Posted Feb 27, 2009 12:02 UTC (Fri) by k3ninho (subscriber, #50375) [Link]

And in 1994 the Acorn RiscPC had all its UI text displayed from outline fonts on a 30 or 33 MHz Arm610.

Constant UI responsiveness

Posted Feb 27, 2009 13:18 UTC (Fri) by nlucas (subscriber, #33793) [Link]

Far from being an expert on the subject, but I would not be surprised if the RISC instruction set was the reason they could do it. After all they don't need SSE2/SSE3 instructions on RISC CPUs.

MMX instructions appeared on the Pentium Pro (don't remember the model) and on Pentiums at 166MHz (there was two versions, one without MMX). And MMX has that problem of sharing the floating point registers.

Multimedia instructions

Posted Feb 27, 2009 16:21 UTC (Fri) by vonbrand (guest, #4458) [Link]

The MMX and SSE stuff is about doing the same operation on several data in parallel (but working on small inputs, i.e., integers 8 bits wide). Some RISCy architectures have their own set of "multimedia" instructions.

Multimedia instructions

Posted Feb 28, 2009 9:29 UTC (Sat) by nlucas (subscriber, #33793) [Link]

Sure, but alpha blending is just that.

By the nature of the RISC architecture, a lot of simple vector operations coded by hand would always outperform the same thing on earlier x86 CPUs, like the first Pentium.

I suppose there are more complex multimedia cases where it makes sense to have dedicated instructions equivalent to SSE on RISC machines.

Constant UI responsiveness

Posted Feb 27, 2009 17:08 UTC (Fri) by drag (subscriber, #31333) [Link]
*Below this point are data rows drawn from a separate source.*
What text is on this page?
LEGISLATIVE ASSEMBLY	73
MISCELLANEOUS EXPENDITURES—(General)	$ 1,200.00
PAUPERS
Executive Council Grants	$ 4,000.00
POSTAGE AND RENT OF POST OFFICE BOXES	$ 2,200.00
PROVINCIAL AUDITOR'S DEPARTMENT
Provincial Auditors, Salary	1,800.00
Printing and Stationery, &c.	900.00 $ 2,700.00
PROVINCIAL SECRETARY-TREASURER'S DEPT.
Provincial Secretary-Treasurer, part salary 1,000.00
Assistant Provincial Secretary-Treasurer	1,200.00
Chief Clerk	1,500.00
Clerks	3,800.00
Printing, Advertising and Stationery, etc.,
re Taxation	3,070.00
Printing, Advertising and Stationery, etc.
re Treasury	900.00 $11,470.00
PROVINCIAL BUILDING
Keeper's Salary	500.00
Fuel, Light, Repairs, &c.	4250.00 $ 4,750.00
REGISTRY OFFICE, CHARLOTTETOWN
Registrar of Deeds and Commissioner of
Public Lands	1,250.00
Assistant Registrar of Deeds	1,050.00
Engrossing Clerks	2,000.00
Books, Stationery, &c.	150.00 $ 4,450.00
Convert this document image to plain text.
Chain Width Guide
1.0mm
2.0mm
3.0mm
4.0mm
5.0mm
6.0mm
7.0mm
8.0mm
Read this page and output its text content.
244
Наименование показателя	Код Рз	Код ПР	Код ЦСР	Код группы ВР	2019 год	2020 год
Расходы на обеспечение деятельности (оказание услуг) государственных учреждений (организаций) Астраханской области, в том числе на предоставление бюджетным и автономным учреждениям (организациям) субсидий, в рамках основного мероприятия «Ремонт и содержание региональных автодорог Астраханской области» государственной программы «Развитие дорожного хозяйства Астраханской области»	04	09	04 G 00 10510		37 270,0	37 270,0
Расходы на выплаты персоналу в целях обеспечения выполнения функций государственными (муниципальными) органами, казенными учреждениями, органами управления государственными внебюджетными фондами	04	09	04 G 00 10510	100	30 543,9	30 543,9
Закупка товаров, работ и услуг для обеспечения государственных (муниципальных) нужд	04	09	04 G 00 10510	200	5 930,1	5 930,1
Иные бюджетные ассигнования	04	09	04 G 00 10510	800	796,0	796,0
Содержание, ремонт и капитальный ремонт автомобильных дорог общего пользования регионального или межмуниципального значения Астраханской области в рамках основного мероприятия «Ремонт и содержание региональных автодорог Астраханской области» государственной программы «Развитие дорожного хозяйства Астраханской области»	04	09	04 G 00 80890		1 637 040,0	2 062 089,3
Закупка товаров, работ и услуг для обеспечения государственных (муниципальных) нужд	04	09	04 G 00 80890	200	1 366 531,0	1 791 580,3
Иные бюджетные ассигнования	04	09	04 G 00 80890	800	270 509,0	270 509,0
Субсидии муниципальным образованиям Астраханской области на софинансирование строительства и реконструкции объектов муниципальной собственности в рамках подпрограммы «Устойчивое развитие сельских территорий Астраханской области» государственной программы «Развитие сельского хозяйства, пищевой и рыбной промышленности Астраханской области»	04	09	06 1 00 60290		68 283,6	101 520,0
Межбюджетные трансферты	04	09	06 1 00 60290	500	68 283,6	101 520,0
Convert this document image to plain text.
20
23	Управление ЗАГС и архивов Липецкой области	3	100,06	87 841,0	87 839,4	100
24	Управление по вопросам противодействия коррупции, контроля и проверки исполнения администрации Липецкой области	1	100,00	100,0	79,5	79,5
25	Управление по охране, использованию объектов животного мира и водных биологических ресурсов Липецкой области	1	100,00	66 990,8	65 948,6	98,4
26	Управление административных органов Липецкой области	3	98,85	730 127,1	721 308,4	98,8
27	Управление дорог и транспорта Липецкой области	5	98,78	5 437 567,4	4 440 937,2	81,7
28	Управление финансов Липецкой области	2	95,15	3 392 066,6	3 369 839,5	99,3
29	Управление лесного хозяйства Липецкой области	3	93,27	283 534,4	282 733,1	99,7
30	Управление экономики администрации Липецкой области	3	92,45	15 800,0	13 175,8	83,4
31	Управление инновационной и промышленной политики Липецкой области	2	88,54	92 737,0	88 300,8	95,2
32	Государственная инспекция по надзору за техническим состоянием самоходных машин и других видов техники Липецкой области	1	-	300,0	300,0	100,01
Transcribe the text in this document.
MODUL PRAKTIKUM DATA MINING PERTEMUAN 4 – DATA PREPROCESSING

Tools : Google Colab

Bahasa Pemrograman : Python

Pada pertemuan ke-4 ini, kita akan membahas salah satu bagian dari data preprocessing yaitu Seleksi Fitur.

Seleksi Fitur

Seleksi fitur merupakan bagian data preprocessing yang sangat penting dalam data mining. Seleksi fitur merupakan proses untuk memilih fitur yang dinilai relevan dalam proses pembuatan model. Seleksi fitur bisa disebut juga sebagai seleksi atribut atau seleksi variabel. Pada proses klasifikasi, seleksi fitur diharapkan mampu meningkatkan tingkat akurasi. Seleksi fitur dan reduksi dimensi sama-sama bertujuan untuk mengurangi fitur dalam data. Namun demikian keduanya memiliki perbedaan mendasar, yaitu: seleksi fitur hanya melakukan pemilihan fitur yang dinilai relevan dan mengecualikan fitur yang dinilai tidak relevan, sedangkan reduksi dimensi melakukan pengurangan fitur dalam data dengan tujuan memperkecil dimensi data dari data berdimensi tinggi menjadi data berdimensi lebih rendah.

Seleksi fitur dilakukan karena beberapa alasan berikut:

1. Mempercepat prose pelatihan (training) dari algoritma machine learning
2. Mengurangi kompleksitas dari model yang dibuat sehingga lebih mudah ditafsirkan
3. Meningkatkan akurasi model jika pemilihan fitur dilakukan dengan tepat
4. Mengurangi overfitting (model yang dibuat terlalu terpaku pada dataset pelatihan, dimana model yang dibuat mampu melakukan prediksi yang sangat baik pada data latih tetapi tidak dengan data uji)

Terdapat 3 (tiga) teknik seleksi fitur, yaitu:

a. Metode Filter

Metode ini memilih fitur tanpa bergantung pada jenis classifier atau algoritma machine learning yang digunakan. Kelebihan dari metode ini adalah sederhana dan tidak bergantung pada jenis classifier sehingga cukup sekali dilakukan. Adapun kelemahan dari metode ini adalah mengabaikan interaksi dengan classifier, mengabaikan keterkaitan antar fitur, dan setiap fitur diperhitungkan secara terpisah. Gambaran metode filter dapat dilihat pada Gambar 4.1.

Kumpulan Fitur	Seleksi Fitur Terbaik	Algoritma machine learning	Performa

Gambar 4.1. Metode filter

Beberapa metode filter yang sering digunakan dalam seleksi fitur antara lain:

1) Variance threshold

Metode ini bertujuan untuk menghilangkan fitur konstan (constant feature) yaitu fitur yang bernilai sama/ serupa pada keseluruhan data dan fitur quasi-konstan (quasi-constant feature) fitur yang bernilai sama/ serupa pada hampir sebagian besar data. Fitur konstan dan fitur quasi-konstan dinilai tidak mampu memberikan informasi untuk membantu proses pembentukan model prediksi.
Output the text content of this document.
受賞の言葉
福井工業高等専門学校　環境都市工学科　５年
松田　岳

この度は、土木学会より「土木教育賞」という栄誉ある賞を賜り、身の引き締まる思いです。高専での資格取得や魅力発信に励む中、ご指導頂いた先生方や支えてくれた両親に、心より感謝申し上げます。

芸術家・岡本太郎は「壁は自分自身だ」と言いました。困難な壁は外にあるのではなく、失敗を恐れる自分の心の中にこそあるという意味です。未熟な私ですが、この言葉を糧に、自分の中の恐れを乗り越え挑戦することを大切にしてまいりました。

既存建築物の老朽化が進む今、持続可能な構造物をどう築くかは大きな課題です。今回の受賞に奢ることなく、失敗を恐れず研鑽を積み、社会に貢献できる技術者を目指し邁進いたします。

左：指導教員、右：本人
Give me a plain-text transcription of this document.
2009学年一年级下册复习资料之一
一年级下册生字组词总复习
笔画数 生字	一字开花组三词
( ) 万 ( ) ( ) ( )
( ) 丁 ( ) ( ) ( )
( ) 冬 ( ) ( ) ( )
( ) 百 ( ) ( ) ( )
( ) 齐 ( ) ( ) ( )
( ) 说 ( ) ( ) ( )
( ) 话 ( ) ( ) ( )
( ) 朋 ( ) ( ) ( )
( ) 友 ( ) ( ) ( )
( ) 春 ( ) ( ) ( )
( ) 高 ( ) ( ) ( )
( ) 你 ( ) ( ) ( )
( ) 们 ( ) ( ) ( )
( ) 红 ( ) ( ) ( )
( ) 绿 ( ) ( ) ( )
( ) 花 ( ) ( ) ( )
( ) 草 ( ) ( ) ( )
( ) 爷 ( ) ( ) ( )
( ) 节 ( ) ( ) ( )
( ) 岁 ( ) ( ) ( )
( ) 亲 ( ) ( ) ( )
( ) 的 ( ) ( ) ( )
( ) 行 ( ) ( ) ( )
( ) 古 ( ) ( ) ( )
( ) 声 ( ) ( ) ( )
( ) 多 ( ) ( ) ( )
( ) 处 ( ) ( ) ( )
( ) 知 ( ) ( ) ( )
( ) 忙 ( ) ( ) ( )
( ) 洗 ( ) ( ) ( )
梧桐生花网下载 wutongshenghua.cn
The reason they were able to do it was because they were dealing with limited color range and low resolution displays. It's not like they had much computing power left over to drive a Office suite or do any other form of multitasking.

That's all.

Try making that old Risc machine drive a modern LCD display with Alpha blending and see how far you get.